The 61-year-old educator returned recently from a two-week trip to China, where she traveled as part of a 16-member special needs education delegation sponsored by People to People Ambassador Programs. She observed special education classrooms in Beijing, Nanjing and Suzhou that catered to children with various mental, emotional and physical disabilities.
She also participated in conferences with special education instructors at the Nanjing Special Education Teacher's Training School and at the East China Normal University in Shanghai. She shared early detection and assessment methods and offered curriculum suggestions for the school system's fledgling special education master's degree program.
Before she left for China, she and her students plotted the route she would travel. She told them about some of the places she would visit, including the Great Wall. She showed them examples of Chinese brush painting and taught them to count from one to 10 in Chinese.
The geography and social studies lessons continued when she returned. She played Chinese music and passed around a clock that showed the time in St. Petersburg as well as in Hong Kong. She shared examples of Chinese arts and crafts and Chinese currency. The children gathered around her laptop to view photographs of Tiananmen Square, a Buddhist temple and pandas at the Beijing Zoo.
She made sure she told them about how she was distracted at one point and got separated from her tour group. She said it's important to be honest with them about her shortcomings so they will understand their own. It also reminds her not to take herself so seriously.
"I used to go home and say, "I wish I hadn't said that, I wish I hadn't done that,' " she said. "I was my greatest critic. I tore myself apart. It doesn't bother me anymore what people say or do because I know I do my very best. I do double time."
Ms. Westall's journey to self-acceptance began when she was a child. From the time she was an elementary school student in Miami, she had difficulty learning. She couldn't read and she had trouble concentrating. Things that made sense to her classmates didn't make sense to her, but she didn't know what was wrong. She thought she was stupid. Her teachers and the other students thought so too.
One-on-one tutoring helped her graduate from high school, but she couldn't get into college.
"I wanted to go so badly," she said. "From elementary school, I wanted to be a teacher, to go to college. Everybody laughed at me."
She applied to 30 schools, but they all turned her down. Finally, Southern Seminary Junior College, a small school in Virginia, accepted her. She discovered she was good with color and majored in merchandising, but she still wanted to be a teacher.

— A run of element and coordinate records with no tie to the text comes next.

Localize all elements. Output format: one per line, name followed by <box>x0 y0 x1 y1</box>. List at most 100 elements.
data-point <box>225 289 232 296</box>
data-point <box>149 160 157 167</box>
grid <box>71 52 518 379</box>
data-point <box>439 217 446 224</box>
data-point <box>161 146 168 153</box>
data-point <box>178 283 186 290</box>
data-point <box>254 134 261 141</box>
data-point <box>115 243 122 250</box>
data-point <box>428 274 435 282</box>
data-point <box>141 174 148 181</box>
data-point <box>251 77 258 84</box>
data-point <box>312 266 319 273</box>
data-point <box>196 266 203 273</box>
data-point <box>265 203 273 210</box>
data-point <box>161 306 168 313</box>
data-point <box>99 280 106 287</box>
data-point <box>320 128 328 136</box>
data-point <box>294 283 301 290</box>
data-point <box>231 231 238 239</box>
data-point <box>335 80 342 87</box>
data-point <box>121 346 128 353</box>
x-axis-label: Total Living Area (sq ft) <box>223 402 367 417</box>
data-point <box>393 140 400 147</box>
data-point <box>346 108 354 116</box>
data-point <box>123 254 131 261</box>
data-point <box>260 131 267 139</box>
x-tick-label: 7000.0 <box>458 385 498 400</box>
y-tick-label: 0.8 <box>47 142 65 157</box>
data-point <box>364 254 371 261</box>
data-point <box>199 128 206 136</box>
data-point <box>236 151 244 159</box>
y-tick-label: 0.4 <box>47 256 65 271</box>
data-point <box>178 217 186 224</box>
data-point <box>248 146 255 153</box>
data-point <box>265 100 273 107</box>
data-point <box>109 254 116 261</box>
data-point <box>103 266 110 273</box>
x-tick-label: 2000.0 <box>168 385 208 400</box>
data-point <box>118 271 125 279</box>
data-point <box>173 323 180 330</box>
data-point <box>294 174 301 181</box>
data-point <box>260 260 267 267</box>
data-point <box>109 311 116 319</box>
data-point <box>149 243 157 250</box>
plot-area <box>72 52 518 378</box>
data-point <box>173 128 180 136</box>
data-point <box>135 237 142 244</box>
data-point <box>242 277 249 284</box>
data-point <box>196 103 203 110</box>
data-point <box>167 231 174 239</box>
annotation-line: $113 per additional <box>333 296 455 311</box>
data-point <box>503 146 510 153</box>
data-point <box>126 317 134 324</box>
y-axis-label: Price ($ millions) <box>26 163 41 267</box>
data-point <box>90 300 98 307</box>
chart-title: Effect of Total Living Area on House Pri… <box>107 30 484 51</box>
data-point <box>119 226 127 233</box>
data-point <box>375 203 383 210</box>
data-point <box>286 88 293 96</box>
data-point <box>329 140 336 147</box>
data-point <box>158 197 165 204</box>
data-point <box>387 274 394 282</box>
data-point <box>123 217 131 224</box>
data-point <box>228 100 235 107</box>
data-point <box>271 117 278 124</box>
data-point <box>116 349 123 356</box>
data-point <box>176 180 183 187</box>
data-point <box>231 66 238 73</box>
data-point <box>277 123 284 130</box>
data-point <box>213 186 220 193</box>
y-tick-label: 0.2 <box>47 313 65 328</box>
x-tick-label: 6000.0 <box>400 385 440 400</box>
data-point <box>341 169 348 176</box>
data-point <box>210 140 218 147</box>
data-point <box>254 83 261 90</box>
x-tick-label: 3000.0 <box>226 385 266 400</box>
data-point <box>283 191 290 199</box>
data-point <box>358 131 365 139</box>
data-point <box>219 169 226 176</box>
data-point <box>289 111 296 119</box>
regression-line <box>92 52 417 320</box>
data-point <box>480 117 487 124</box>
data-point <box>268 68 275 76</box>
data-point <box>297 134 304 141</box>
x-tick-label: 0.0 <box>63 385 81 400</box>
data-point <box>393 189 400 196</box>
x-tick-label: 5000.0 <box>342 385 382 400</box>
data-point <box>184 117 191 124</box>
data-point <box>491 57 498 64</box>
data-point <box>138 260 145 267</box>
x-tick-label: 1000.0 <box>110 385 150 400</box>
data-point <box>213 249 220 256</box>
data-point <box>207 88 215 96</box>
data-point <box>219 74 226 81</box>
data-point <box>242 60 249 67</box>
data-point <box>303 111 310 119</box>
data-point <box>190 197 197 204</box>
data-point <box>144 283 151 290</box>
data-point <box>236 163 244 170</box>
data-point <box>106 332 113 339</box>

She took remedial classes and was accepted at Campbell University in Buies Creek, N.C., but had to drop out for financial reasons. She landed a job as a substitute teacher for handicapped children.
One day, the mother of one of her students told her that her son was dyslexic and needed extra help. It was the first time she had heard the word. She asked the child's mother to explain.
"She gave me this book to read, and I thought, "This is me. They wrote a story about me.' "
She started teaching herself about learning disabilities. The more she found out about them, the more determined she was to be a teacher. At 39, she was accepted at Mars Hill College in Mars Hill, N.C. She worked as a waitress and drove a school bus to support herself.
"That's when I discovered how learning disabled I really was," she said.
She got permission to take the national teaching examination orally, but she still couldn't pass it. She earned a bachelor of arts degree in early childhood education but was not awarded her teaching certificate.
She began graduate studies at Appalachian University in Boone, N.C., but her teachers didn't have much faith in her, she said. When she got a B in a lesson planning class, they accused her of cheating. She said that's when she learned to fight.
She went to the dean but was told she should see a psychiatrist to get over her teaching "obsession." She went to the Pine Ridge School instead, a center for learning-disabled adolescents in Williston, Vt. After seven years, she received her master's degree in special education. She passed the national teacher exam on her eighth try.
In the meantime, she weathered an abusive, 15-year marriage to a man who called her a dummy. She raised two sons, now 28 and 30, who wrestled with their own learning disabilities. When she moved back to Miami in 1990 and interviewed at an elementary school for children with special needs, she told the administrators, "You're getting the real thing here, not something out of a book."
In 1995, she came to Lakewood Elementary, where children with exceptionalities are taught in a regular school environment. This semester, she has only six students. They stay with her all day except when her aide takes them art, music or physical education classes.
Achievement specialist Evelyn Nenno, a teacher resource at Lakewood, said that the smaller classroom meets the children's needs better than a large classroom.
"Some are slow achievers, but expectations for them are still high,' she said. "Some are quiet and withdrawn. Many have problems with social skills. Ms. Westall is a good model for them."
Ms. Westall said it comes down to loving children that sometimes are not easy to love.
"I know what it's like to be treated disrespectfully, so I go out of my way to show respect to them," she said.
She said the hardest part of her job is the fact that people underestimate children with special needs.
"People don't understand why the children can't learn to read. They think they're lazy," she said. "If they had a physical disability, people would know it. But you can't see this type of disability."
She said her greatest joy is seeing the children advance. She mainstreamed one of her students into a regular classroom earlier this year. The girl spent an hour a day in a regular classroom and progressed to a half day. By January, she was attending full time.
"I believe these children can succeed if they can learn," she said. "I give them something to work for."
She asks her students for their autographs the day they enter her classroom. Like Albert Einstein, she tells them, they may be famous someday.